Manado — Kepala Kantor Wilayah Kementerian Hukum Sulawesi Utara, Hendrik Pagiling, melalui Kepala Bagian Tata Usaha Umum Denny Porajow, menghadiri upacara peringatan 80 Tahun Peristiwa Merah Putih di Lapangan Koni Sario, Manado, Sabtu (14/02).

Upacara tersebut dihadiri oleh unsur Forkopimda, pimpinan dan anggota DPRD Provinsi Sulawesi Utara, para bupati dan wali kota se-Sulawesi Utara, pejabat TNI-Polri, pimpinan instansi vertikal, BUMN dan BUMD, tokoh agama, tokoh adat, tokoh masyarakat, insan pers, serta masyarakat luas. Upacara juga dihadiri tamu kehormatan Duta Besar Selandia Baru.


Gubernur Sulawesi Utara, Yulius Selvanus Komaling, yang bertindak sebagai inspektur upacara menyampaikan amanat yang menegaskan makna strategis peringatan delapan dekade Peristiwa Merah Putih bagi masyarakat Sulawesi Utara.

Yulius menyatakan bahwa semangat perjuangan para pahlawan harus terus hidup dalam setiap generasi. “Peristiwa Merah Putih membuktikan bahwa semangat kemerdekaan tidak pernah padam di tanah Sulawesi Utara. Kita wajib menjaga dan meneruskan nilai-nilai perjuangan itu dalam kehidupan berbangsa dan bernegara,” tegasnya.

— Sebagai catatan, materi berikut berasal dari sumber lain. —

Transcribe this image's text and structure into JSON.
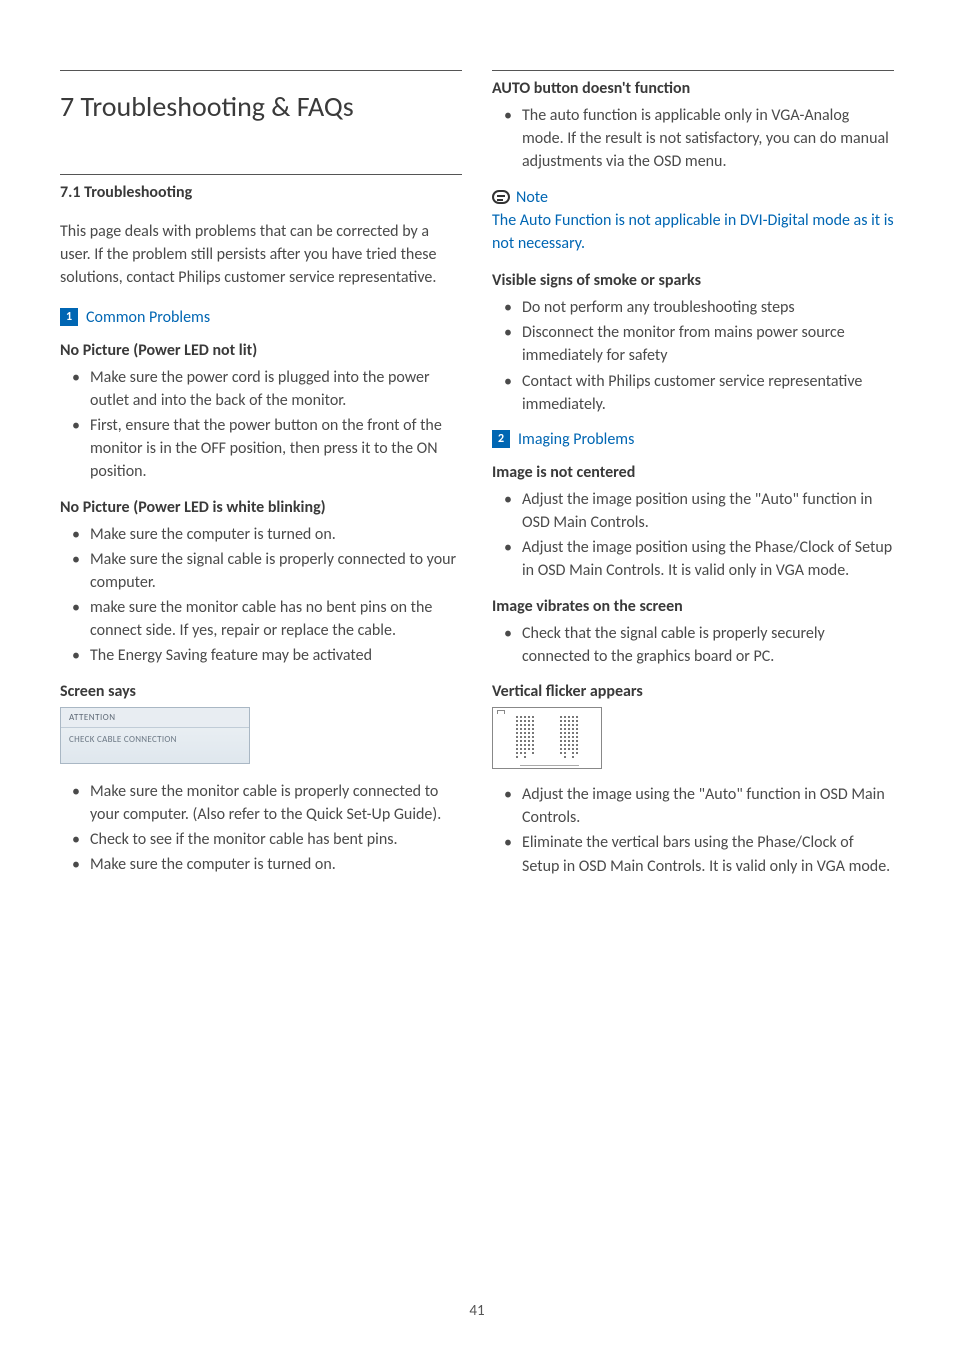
{
  "colors": {
    "accent": "#0066b3",
    "text": "#4a4a4a",
    "heading": "#3a3a3a",
    "rule": "#555555",
    "box_border": "#a9b7c4",
    "box_bg_top": "#eef2f5",
    "box_bg_bottom": "#dfe7ee"
  },
  "page_number": "41",
  "chapter": {
    "title": "7  Troubleshooting & FAQs"
  },
  "section": {
    "title": "7.1 Troubleshooting"
  },
  "intro": "This page deals with problems that can be corrected by a user. If the problem still persists after you have tried these solutions, contact Philips customer service representative.",
  "common": {
    "num": "1",
    "label": "Common Problems",
    "no_picture_led_not_lit": {
      "title": "No Picture (Power LED not lit)",
      "items": [
        "Make sure the power cord is plugged into the power outlet and into the back of the monitor.",
        "First, ensure that the power button on the front of the monitor is in the OFF position, then press it to the ON position."
      ]
    },
    "no_picture_led_blinking": {
      "title": "No Picture (Power LED is white blinking)",
      "items": [
        "Make sure the computer is turned on.",
        "Make sure the signal cable is properly connected to your computer.",
        "make sure the monitor cable has no bent pins on the connect side. If yes, repair or replace the cable.",
        "The Energy Saving feature may be activated"
      ]
    },
    "screen_says": {
      "title": "Screen says",
      "box_header": "ATTENTION",
      "box_body": "CHECK CABLE CONNECTION",
      "items": [
        "Make sure the monitor cable is properly connected to your computer. (Also refer to the Quick Set-Up Guide).",
        "Check to see if the monitor cable has bent pins.",
        "Make sure the computer is turned on."
      ]
    }
  },
  "right": {
    "auto_button": {
      "title": "AUTO button doesn't function",
      "items": [
        "The auto function is applicable only in VGA-Analog mode.  If the result is not satisfactory, you can do manual adjustments via the OSD menu."
      ]
    },
    "note": {
      "label": "Note",
      "text": "The Auto Function is not applicable in DVI-Digital mode as it is not necessary."
    },
    "smoke": {
      "title": "Visible signs of smoke or sparks",
      "items": [
        "Do not perform any troubleshooting steps",
        "Disconnect the monitor from mains power source immediately for safety",
        "Contact with Philips customer service representative immediately."
      ]
    },
    "imaging": {
      "num": "2",
      "label": "Imaging Problems",
      "not_centered": {
        "title": "Image is not centered",
        "items": [
          "Adjust the image position using the \"Auto\" function in OSD Main Controls.",
          "Adjust the image position using the Phase/Clock of Setup in OSD Main Controls. It is valid only in VGA mode."
        ]
      },
      "vibrates": {
        "title": "Image vibrates on the screen",
        "items": [
          "Check that the signal cable is properly securely connected to the graphics board or PC."
        ]
      },
      "vertical_flicker": {
        "title": "Vertical flicker appears",
        "items": [
          "Adjust the image using the \"Auto\" function in OSD Main Controls.",
          "Eliminate the vertical bars using the Phase/Clock of Setup in OSD Main Controls. It is valid only in VGA mode."
        ]
      }
    }
  }
}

Yulius juga menekankan bahwa tema tahun ini, “Bakti Kami Demi Pertiwi, dari Sulawesi Utara untuk Nusantara,” bukan sekadar slogan seremonial. Menurut Yulius, tema tersebut menjadi komitmen nyata bahwa Sulawesi Utara akan selalu berada di garda terdepan dalam menjaga persatuan dan keutuhan NKRI.
Upacara tahun ini dirangkaikan dengan berbagai kegiatan, antara lain pertunjukan seni budaya, drama kolosal perjuangan, serta pembagian bunga dan cokelat sebagai simbol bahwa perjuangan masa kini berlandaskan cinta tanah air dan persatuan.


Dalam rangkaian kegiatan tersebut, Yulius menyampaikan tiga pesan utama kepada masyarakat. Pertama, memperkuat literasi sejarah agar generasi muda memahami akar perjuangan bangsa dan tidak mudah tergerus arus globalisasi. Kedua, memperkokoh sinergi antara pemerintah, TNI, Polri, dan seluruh elemen masyarakat untuk membangun daerah yang maju dan sejahtera. Ketiga, mentransformasikan semangat juang para pahlawan untuk menghadapi tantangan masa kini, seperti kemiskinan dan potensi perpecahan.


Peringatan 80 Tahun Peristiwa Merah Putih ini menjadi pengingat bahwa Merah Putih di Sulawesi Utara tidak hanya berkibar sebagai simbol, tetapi hadir sebagai wujud harga diri, kesetiaan, dan komitmen terhadap Indonesia.

Upacara ditutup dengan seruan “Merdeka!” yang menggema di lapangan, menandai tekad bersama untuk terus menjaga persatuan dan membangun bangsa menuju Indonesia yang lebih maju dan berdaya saing.